07-10-2025, 21:51

Pub "Pusta Baryłka"
Między bocznymi uliczkami dzielnicy Shepherd’s Bush, w cieniu rozłożystego kasztanowca i za rdzewiejącym ogrodzeniem z kutego żelaza, stoi „Pusta Baryłka” - pub, którego nikt specjalnie nie reklamuje, a jednak zawsze znajdą się w nim goście. Budynek z zewnątrz wygląda, jakby nie zmienił się od stu lat: omszałą cegła, okna z wyblakłymi zasłonami, ledwie czytelny szyld potrzebujący odnowienia.
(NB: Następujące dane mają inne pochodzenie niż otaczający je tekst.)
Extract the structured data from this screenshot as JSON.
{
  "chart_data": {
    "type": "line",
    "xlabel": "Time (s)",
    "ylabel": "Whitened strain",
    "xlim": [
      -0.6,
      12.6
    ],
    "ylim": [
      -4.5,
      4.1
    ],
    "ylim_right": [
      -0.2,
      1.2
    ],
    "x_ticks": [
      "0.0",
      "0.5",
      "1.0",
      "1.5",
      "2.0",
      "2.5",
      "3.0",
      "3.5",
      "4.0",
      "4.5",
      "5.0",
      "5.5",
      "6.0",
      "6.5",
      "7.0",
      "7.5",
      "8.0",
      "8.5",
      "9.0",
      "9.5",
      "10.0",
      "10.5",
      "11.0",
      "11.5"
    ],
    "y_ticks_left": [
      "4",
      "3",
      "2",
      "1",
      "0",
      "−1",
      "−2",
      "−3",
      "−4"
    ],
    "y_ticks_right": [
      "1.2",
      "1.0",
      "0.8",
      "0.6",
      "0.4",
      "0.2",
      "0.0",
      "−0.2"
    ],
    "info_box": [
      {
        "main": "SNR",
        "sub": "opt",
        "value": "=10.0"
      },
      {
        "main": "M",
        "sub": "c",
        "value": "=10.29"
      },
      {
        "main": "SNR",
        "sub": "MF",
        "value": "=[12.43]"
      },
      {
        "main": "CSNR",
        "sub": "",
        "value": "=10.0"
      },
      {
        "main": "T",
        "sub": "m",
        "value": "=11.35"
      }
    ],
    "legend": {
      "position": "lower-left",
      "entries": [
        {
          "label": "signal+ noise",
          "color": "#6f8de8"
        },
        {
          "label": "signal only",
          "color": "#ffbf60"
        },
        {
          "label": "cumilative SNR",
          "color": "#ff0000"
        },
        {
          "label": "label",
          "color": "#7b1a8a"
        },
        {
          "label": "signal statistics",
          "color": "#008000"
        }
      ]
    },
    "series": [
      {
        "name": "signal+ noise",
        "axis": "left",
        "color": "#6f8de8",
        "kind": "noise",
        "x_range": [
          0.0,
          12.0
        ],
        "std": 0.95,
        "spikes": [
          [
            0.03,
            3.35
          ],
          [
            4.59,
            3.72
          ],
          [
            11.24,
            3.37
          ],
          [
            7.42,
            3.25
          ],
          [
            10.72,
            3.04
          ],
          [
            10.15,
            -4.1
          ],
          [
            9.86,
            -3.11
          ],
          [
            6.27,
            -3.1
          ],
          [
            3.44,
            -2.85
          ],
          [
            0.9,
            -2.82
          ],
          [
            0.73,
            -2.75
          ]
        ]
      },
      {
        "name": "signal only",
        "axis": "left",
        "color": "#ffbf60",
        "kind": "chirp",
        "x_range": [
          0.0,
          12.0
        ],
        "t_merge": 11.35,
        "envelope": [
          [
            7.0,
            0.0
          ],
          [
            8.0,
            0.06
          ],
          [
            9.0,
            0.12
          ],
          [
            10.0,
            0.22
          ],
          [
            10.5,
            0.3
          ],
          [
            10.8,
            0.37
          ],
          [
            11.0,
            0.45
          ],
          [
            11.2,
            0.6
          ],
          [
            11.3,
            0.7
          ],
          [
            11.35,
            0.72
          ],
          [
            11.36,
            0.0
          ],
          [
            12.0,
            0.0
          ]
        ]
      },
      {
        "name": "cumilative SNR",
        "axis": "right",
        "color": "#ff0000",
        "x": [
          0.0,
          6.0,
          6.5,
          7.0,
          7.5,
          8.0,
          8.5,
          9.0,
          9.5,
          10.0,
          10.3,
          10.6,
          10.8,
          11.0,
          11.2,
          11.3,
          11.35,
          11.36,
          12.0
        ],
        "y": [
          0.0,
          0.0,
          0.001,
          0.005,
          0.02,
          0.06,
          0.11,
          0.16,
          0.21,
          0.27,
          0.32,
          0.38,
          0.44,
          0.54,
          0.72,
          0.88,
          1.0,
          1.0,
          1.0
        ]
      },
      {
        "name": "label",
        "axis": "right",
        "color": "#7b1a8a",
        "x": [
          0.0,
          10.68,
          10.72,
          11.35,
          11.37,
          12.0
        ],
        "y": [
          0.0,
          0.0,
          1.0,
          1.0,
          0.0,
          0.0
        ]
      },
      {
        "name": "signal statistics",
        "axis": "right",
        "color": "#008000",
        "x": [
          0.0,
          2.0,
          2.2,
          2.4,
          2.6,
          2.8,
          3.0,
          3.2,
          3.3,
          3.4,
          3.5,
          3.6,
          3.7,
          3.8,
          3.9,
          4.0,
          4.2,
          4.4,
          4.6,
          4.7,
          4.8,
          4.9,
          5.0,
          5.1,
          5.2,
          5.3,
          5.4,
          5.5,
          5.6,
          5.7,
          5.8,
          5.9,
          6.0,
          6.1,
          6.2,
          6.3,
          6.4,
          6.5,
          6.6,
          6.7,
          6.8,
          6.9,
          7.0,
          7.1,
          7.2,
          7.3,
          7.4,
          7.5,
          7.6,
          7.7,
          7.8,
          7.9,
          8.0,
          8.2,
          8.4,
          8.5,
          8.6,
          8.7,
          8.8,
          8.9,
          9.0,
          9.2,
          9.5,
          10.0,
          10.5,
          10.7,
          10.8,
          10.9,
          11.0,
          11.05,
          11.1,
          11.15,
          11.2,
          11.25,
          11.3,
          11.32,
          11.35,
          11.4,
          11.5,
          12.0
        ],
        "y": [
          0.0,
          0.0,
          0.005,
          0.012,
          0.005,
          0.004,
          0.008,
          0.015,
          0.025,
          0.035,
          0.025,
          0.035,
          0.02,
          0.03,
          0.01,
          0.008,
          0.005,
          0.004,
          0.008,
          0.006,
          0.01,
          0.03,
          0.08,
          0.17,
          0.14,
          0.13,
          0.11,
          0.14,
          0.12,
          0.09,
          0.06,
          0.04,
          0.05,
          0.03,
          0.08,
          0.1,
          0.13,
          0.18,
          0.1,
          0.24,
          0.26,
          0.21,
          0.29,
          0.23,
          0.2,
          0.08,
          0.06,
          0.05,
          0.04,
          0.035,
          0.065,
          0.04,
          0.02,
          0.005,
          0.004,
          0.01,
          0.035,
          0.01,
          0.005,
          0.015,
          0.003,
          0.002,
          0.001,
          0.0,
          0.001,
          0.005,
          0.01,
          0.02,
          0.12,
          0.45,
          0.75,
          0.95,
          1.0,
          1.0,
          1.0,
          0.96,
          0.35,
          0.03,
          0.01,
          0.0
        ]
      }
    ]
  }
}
Wnętrze jest ciemne, zadymione, wypełnione ciężkim zapachem tytoniu oraz dobrego gatunku piwa. Ściany obite są ciemnym drewnem, a z sufitu zwisają niskie lampy z bursztynowymi kloszami, które rzucają mdłe i rozproszone światło. Masywna lada skrywa setki wypolerowanych na błysk kufli. Stoją na niej również stare, mosiężne pompy do piwa. W rogu pubu stoi stary gramofon, grający różnorodną muzykę dopasowaną do nastroju. Przy drzwiach znajduje się specjalny stół z krzesłami, na którym zawsze gra się w karty. Właścicielem jest pan Rowlins: stary mężczyzna o przysadzistej sylwetce i zachrypniętym głosie. „Pusta Baryłka” ma też piwnicę. Schody do niej prowadzą za niskimi drzwiami pod ladą. Gwar głośnych rozmów rozbrzmiewa tu niemalże przez cały czas, gdyż Pub otwarty jest niemalże całą dobę.